In its decision of 11 May 2023 in the joined cases France v. Manitou BF SA (C‑407/22) and France v. Bricolage Investissement France SA (C‑408/22), the European Court of Justice interpreted article 49 of the Treaty on the Functioning of the European Union to determine that cross-border implications of France's tax-integrated group regime are compatible with EU law.
The case relates to disputes relating to two companies that are not members of a tax-integrated group under French law. Manitou BF SA and Bricolage Investissement France SA received dividend distributions from their foreign subsidiaries. The companies deducted the amount of the distributions from their income, apart from a fixed 5 percent rate for costs and expenses in accordance with the French tax rules implementing the EU Parent Subsidiary Directive 2011/96/EU.
However, the decision notes that the full dividend is deductible if the distributions are made within a tax-integrated group, and a company can only opt into one of those groups if it is subject to French taxation.
Both companies attempted to deduct the full amount of distributions received from their foreign subsidiaries and had their deductions rejected by the French tax authorities. They appealed and, in fine, the Conseil d’Etat (Manitou, Bricolage Investissement) referred the case to the European Court of Justice for a preliminary ruling.
Article 49 prohibits member states from restricting the freedom of establishment by providing a more favourable treatment to a resident of one member state than a resident of another.
The Court found that Article 49 precludes France from establishing rules that provide preferential treatment to domestic companies that are members of a tax-integrated group by fully exempting them from corporate income tax. Although both companies could have opted into the scheme because of “capital links” to French companies, they could not have freely created a group because their subsidiaries were established in other member states. On the contrary, French parent companies with subsidiaries in France may freely opt to participate in the scheme.

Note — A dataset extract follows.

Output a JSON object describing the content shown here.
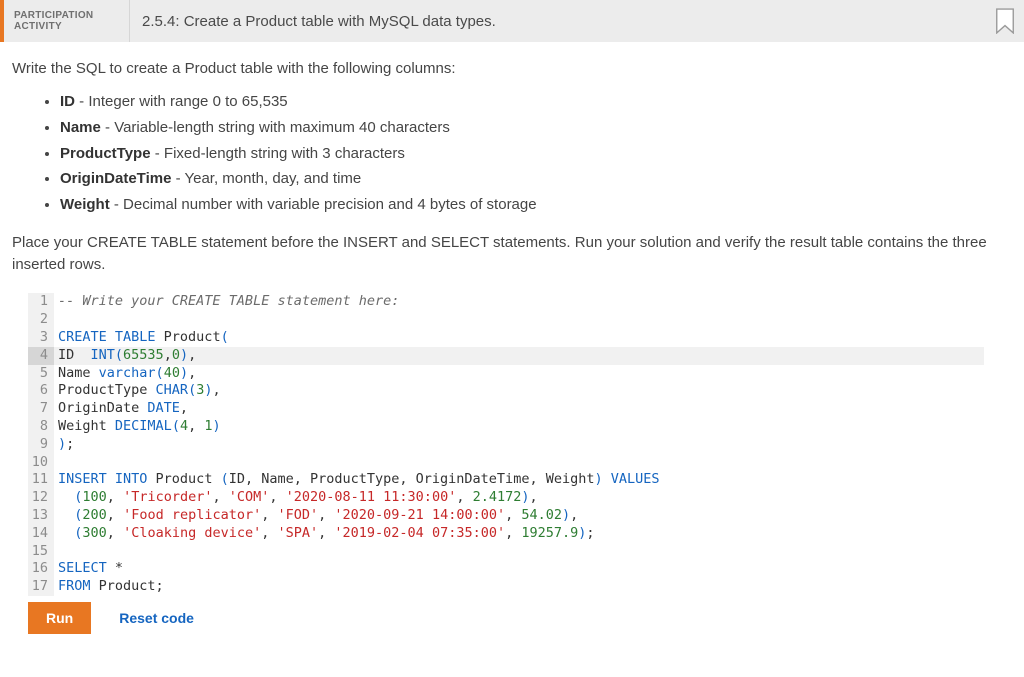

EU law permits a difference in treatment if the circumstances are not objectively comparable or if the difference is justified by a public interest exception. However, the Court concluded that the situations of a French parent company that may opt for a tax integration scheme and a company that cannot do so are objectively comparable. The public interest exception was deemed irrelevant because it was not argued by the French government.
This decision would have no effect in Belgium. Since 2018 Belgian companies can deduct the full dividend received from Belgian companies and from overseas companies . However, it shows that the European Governments must take extreme care not to treat companies in other EU Member States differently than domestic companies. There is always a lawyer who will find a way.